I dont want you to answer question for me, i have already answered it as shown in the picture. I want you to let me know if i have provided an answer worth full marks and if not tell me how i could improve it

Answer 1

Answer:

$\begin{equation} \sqrt{3}-1,2 \sqrt{10} \div 5, \sqrt{14}, 3 \sqrt{2}, \sqrt{19}+1,6 \end{equation}$

Explanation:

Given the irrational numbers:

$3 \sqrt{2}, \sqrt{3}-1, \sqrt{19}+1,6 , 2 \sqrt{10} \div 5,\sqrt{14}$

In order to arrange the numbers from the least to the greatest, we convert each number into its decimal equivalent.
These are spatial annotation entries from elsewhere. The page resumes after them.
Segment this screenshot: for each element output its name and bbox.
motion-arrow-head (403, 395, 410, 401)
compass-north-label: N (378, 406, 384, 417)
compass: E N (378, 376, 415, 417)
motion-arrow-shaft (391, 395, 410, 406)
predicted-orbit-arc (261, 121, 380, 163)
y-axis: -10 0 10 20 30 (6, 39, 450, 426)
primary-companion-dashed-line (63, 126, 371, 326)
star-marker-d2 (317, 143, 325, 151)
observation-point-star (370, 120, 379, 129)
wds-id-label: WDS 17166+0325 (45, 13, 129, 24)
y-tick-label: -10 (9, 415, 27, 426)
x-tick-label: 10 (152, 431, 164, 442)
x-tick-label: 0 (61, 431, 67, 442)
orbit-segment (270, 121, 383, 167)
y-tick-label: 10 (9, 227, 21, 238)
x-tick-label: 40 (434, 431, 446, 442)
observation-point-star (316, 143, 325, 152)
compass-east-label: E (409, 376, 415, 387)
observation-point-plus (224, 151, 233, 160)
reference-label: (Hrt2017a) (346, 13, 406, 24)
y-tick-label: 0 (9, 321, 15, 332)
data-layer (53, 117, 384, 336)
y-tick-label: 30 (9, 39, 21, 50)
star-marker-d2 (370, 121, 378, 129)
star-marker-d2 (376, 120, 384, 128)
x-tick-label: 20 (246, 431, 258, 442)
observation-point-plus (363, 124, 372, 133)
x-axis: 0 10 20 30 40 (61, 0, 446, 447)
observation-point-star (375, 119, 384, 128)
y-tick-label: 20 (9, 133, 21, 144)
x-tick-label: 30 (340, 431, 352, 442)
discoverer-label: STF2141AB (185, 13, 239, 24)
$\begin{gathered} 3\sqrt{2}=3\times1.414\approx4.242 \\ \sqrt{3}-1\approx1.732-1=0.732 \\ \sqrt{19}+1\approx4.3589+1=5.3589 \\ 6=6 \\ 2\sqrt{10}\div5=2(3.1623)\div5=1.2649 \\ \sqrt{14}=3.7147 \end{gathered}$

Finally, sort these numbers in ascending order..

$\begin{gathered} \sqrt{3}-1\approx1.732-1=0.732 \\ 2\sqrt{10}\div5=2(3.1623)\div5=1.2649 \\ \sqrt{14}=3.7147 \\ 3\sqrt{2}=3\times1.414\approx4.242 \\ \sqrt{19}+1\approx4.3589+1=5.3589 \\ 6=6 \end{gathered}$

The given numbers in ascending order is:

$\begin{equation} \sqrt{3}-1,2 \sqrt{10} \div 5, \sqrt{14}, 3 \sqrt{2}, \sqrt{19}+1,6 \end{equation}$

Note: In your solution, you can make the conversion of each irrational begin on a new line.